Re: Kanna blade sharpening issues

I have a gagilion stones, though 1/10th of a gagilion compared to David, though I am not sure that is a handicap. My go to stones are pretty similar to what I started with, two 800 kings; a 1500 something, maybe a lobster; the two king finishing stones. You can get far finer shavings than there is any purpose to, using that combo. You can read the writing, in the mirror surface of the wood, in an overhead lightbulb.

The blade I use the most, and the only one I have worn out 2 dais with and reduced the length to any degree, cost me 13.50 Canadian around 1980. That was cheap then. It's a great blade.

I would say the back of your blade is not that smooth, but nothing to explain the results you are getting. With my earliest blades, I did the whole SC grit on iron drill. Pretty miserable. But you do get a very flat and extremely polished surface. Some say it is too polished. I always prefer to finish the prep with a scratch pattern perp to the blade. Just makes sense to me, but then again, it would not explain the trouble you are having.

One of the few justification for using Japanese blades overall, is they mesh so well with the right Japanese stones. I don't particularly like using diamond on them. Though I will admit that back when I bought most of my diamond stones the swarf may have been harder than the bond on the stones, and certainly the mud from stones was harder. I never hear people complain about that these days, so presumably it is a non-issue.

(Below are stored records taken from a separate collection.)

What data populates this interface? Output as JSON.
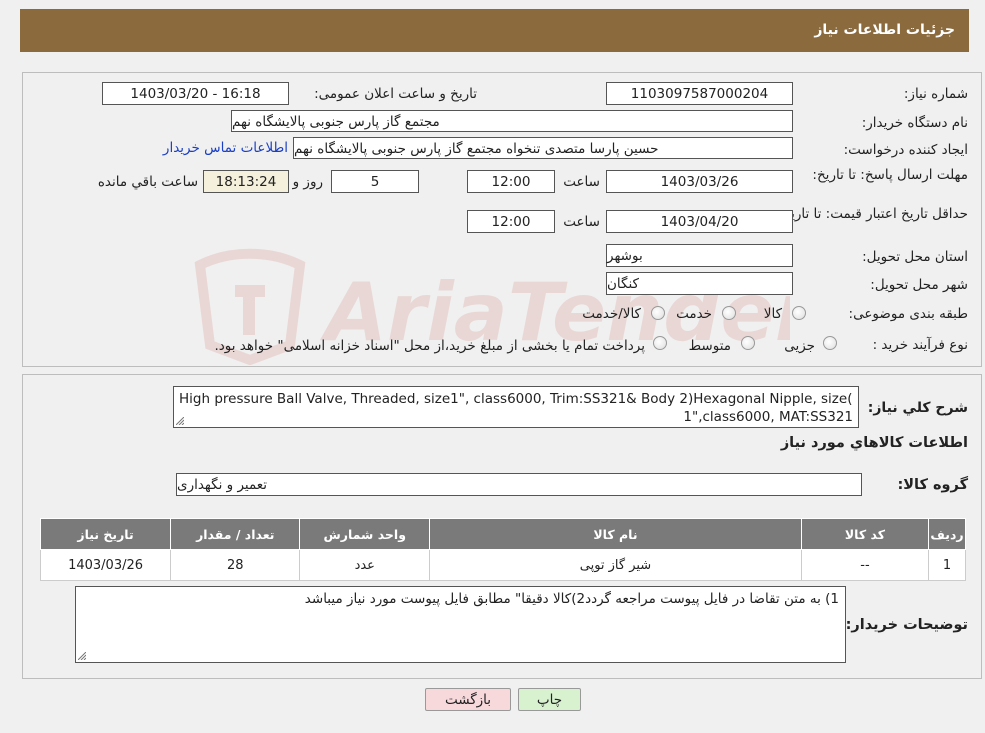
{
  "header": {
    "title": "جزئیات اطلاعات نیاز"
  },
  "form": {
    "need_number_label": "شماره نیاز:",
    "need_number": "1103097587000204",
    "announce_label": "تاریخ و ساعت اعلان عمومی:",
    "announce_value": "1403/03/20 - 16:18",
    "buyer_org_label": "نام دستگاه خریدار:",
    "buyer_org": "مجتمع گاز پارس جنوبی  پالایشگاه نهم",
    "requester_label": "ایجاد کننده درخواست:",
    "requester": "حسین پارسا متصدی تنخواه مجتمع گاز پارس جنوبی  پالایشگاه نهم",
    "buyer_contact_link": "اطلاعات تماس خریدار",
    "deadline_label": "مهلت ارسال پاسخ: تا تاریخ:",
    "deadline_date": "1403/03/26",
    "time_label": "ساعت",
    "deadline_time": "12:00",
    "days_value": "5",
    "days_label": "روز و",
    "remaining_time": "18:13:24",
    "remaining_label": "ساعت باقي مانده",
    "validity_label": "حداقل تاریخ اعتبار قیمت: تا تاریخ:",
    "validity_date": "1403/04/20",
    "validity_time": "12:00",
    "province_label": "استان محل تحویل:",
    "province": "بوشهر",
    "city_label": "شهر محل تحویل:",
    "city": "کنگان",
    "category_label": "طبقه بندی موضوعی:",
    "category_options": [
      "کالا",
      "خدمت",
      "کالا/خدمت"
    ],
    "purchase_type_label": "نوع فرآیند خرید :",
    "purchase_options": [
      "جزیی",
      "متوسط"
    ],
    "purchase_note": "پرداخت تمام یا بخشی از مبلغ خرید،از محل \"اسناد خزانه اسلامی\" خواهد بود."
  },
  "details": {
    "description_label": "شرح کلي نياز:",
    "description_line1": "High pressure Ball Valve, Threaded, size1\", class6000, Trim:SS321& Body 2)Hexagonal Nipple, size(1",
    "description_line2": "1\",class6000, MAT:SS321",
    "goods_info_title": "اطلاعات کالاهاي مورد نياز",
    "goods_group_label": "گروه کالا:",
    "goods_group": "تعمیر و نگهداری",
    "table": {
      "headers": [
        "رديف",
        "کد کالا",
        "نام کالا",
        "واحد شمارش",
        "تعداد / مقدار",
        "تاريخ نياز"
      ],
      "rows": [
        [
          "1",
          "--",
          "شیر گاز توپی",
          "عدد",
          "28",
          "1403/03/26"
        ]
      ]
    },
    "buyer_notes_label": "توضیحات خریدار:",
    "buyer_notes": "1) به متن تقاضا در فایل پیوست مراجعه گردد2)کالا دقیقا\" مطابق فایل پیوست مورد نیاز میباشد"
  },
  "buttons": {
    "print": "چاپ",
    "back": "بازگشت"
  },
  "watermark": {
    "text": "AriaTender.neT"
  },
  "colors": {
    "header_bg": "#8b6a3e",
    "link": "#1a3fc4",
    "back_button_bg": "#f7d9dc",
    "print_button_bg": "#d8f2d0"
  }
}
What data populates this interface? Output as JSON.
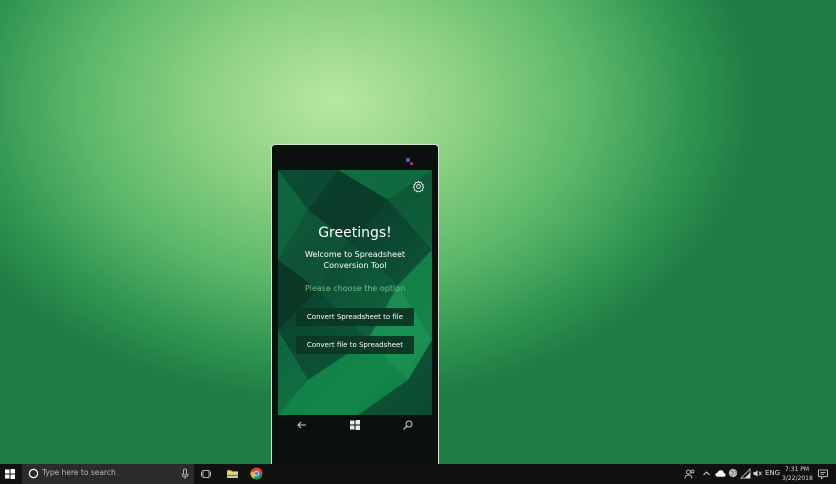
{
  "app": {
    "greeting": "Greetings!",
    "welcome_line1": "Welcome to Spreadsheet",
    "welcome_line2": "Conversion Tool",
    "choose_prompt": "Please choose the option",
    "buttons": {
      "convert_to_file": "Convert Spreadsheet to file",
      "convert_to_sheet": "Convert file to Spreadsheet"
    },
    "icons": {
      "settings": "gear-icon",
      "back": "back-arrow-icon",
      "home": "windows-logo-icon",
      "search": "search-icon"
    }
  },
  "taskbar": {
    "search_placeholder": "Type here to search",
    "language": "ENG",
    "time": "7:31 PM",
    "date": "3/22/2018",
    "icons": [
      "windows-logo-icon",
      "cortana-icon",
      "microphone-icon",
      "task-view-icon",
      "file-explorer-icon",
      "chrome-icon",
      "people-icon",
      "chevron-up-icon",
      "onedrive-icon",
      "globe-icon",
      "wifi-icon",
      "volume-icon",
      "notification-icon"
    ]
  },
  "colors": {
    "desktop_light": "#b8e8a0",
    "desktop_dark": "#1f7d45",
    "button_bg": "#0c3826",
    "prompt_text": "#6fbf8a",
    "taskbar_bg": "#101211"
  }
}
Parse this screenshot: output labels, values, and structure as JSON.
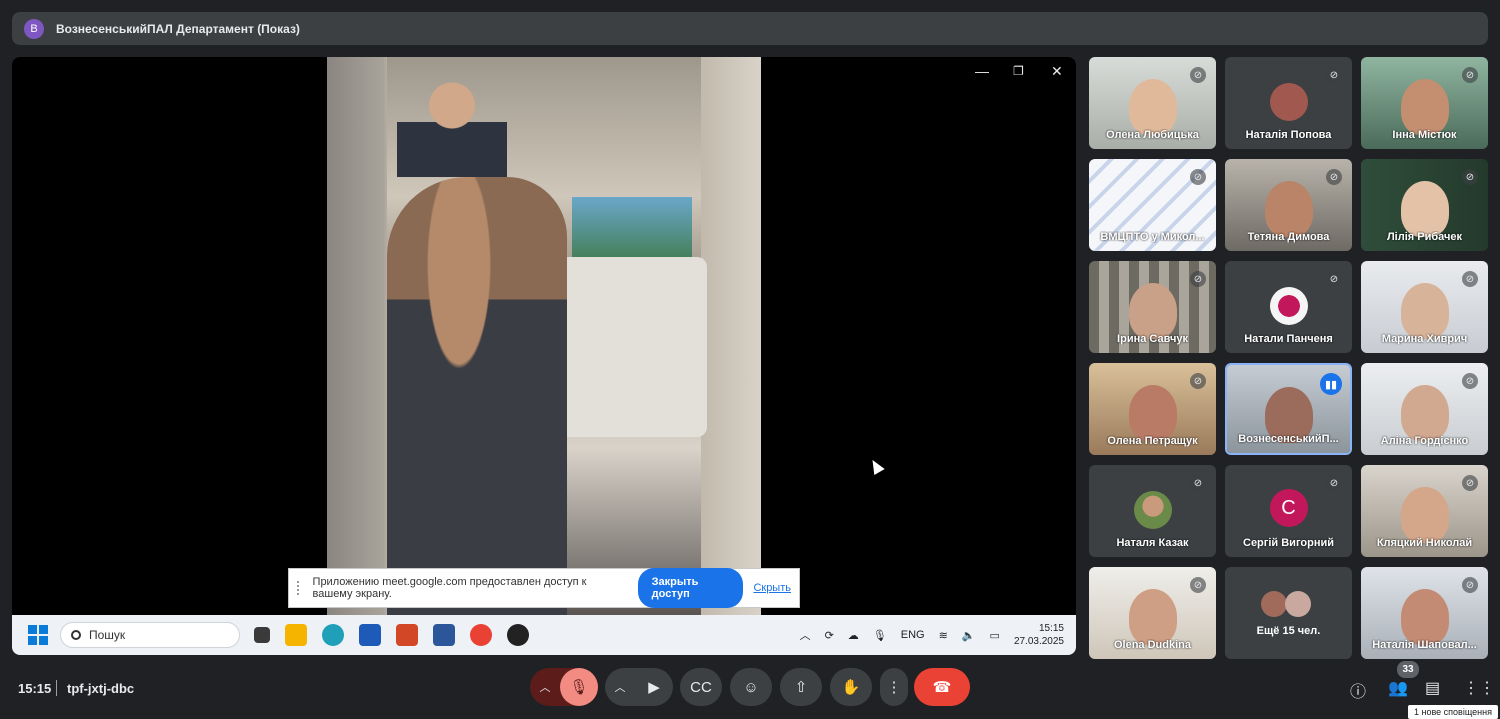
{
  "topbar": {
    "avatar_letter": "В",
    "title": "ВознесенськийПАЛ Департамент (Показ)"
  },
  "stage": {
    "window_controls": {
      "minimize": "—",
      "restore": "❐",
      "close": "✕"
    },
    "share_notice": {
      "text": "Приложению meet.google.com предоставлен доступ к вашему экрану.",
      "stop_label": "Закрыть доступ",
      "hide_label": "Скрыть"
    },
    "taskbar": {
      "search_placeholder": "Пошук",
      "language": "ENG",
      "time": "15:15",
      "date": "27.03.2025"
    }
  },
  "tiles": [
    {
      "name": "Олена Любицька",
      "muted": true
    },
    {
      "name": "Наталія Попова",
      "muted": true
    },
    {
      "name": "Інна Містюк",
      "muted": true
    },
    {
      "name": "ВМЦПТО у Микол...",
      "muted": true
    },
    {
      "name": "Тетяна Димова",
      "muted": true
    },
    {
      "name": "Лілія Рибачек",
      "muted": true
    },
    {
      "name": "Ірина Савчук",
      "muted": true
    },
    {
      "name": "Натали Панченя",
      "muted": true
    },
    {
      "name": "Марина Хиврич",
      "muted": true
    },
    {
      "name": "Олена Петращук",
      "muted": true
    },
    {
      "name": "ВознесенськийП...",
      "muted": false,
      "speaking": true
    },
    {
      "name": "Аліна Гордієнко",
      "muted": true
    },
    {
      "name": "Наталя Казак",
      "muted": true
    },
    {
      "name": "Сергій Вигорний",
      "muted": true,
      "letter": "С"
    },
    {
      "name": "Кляцкий Николай",
      "muted": true
    },
    {
      "name": "Olena Dudkina",
      "muted": true
    },
    {
      "more_label": "Ещё 15 чел."
    },
    {
      "name": "Наталія Шаповал...",
      "muted": true
    }
  ],
  "bottom": {
    "time": "15:15",
    "meeting_code": "tpf-jxtj-dbc",
    "participants_count": "33",
    "notification": "1 нове сповіщення"
  },
  "colors": {
    "accent": "#1a73e8",
    "end_call": "#ea4335",
    "mic_off": "#f28b82"
  }
}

If it were my blade, and I have never had a crumbly Japanese blade, but if I did. I would probably (short of returning it, never a good option up here) dry grind it to get back from the potentially brittleness of the edge. I dip blades in water, and grind till the water evaporates, and repeat. You will never burn an edge if you follow that routine. The water is not to cool the edge, but to reveal when you hit nearly 200 F. Way below the tempering level. I never dry grind Japanese chisels in normal use, but stuff happens like the time workmen came to remove the oil tank, and used an Ouchi chisel like a cold chisel. That took a lot of repair. Prior to that I had taken nicks out with the 600 carbo stone, but even back then I didn't have the patience to repair that level of damage by hand.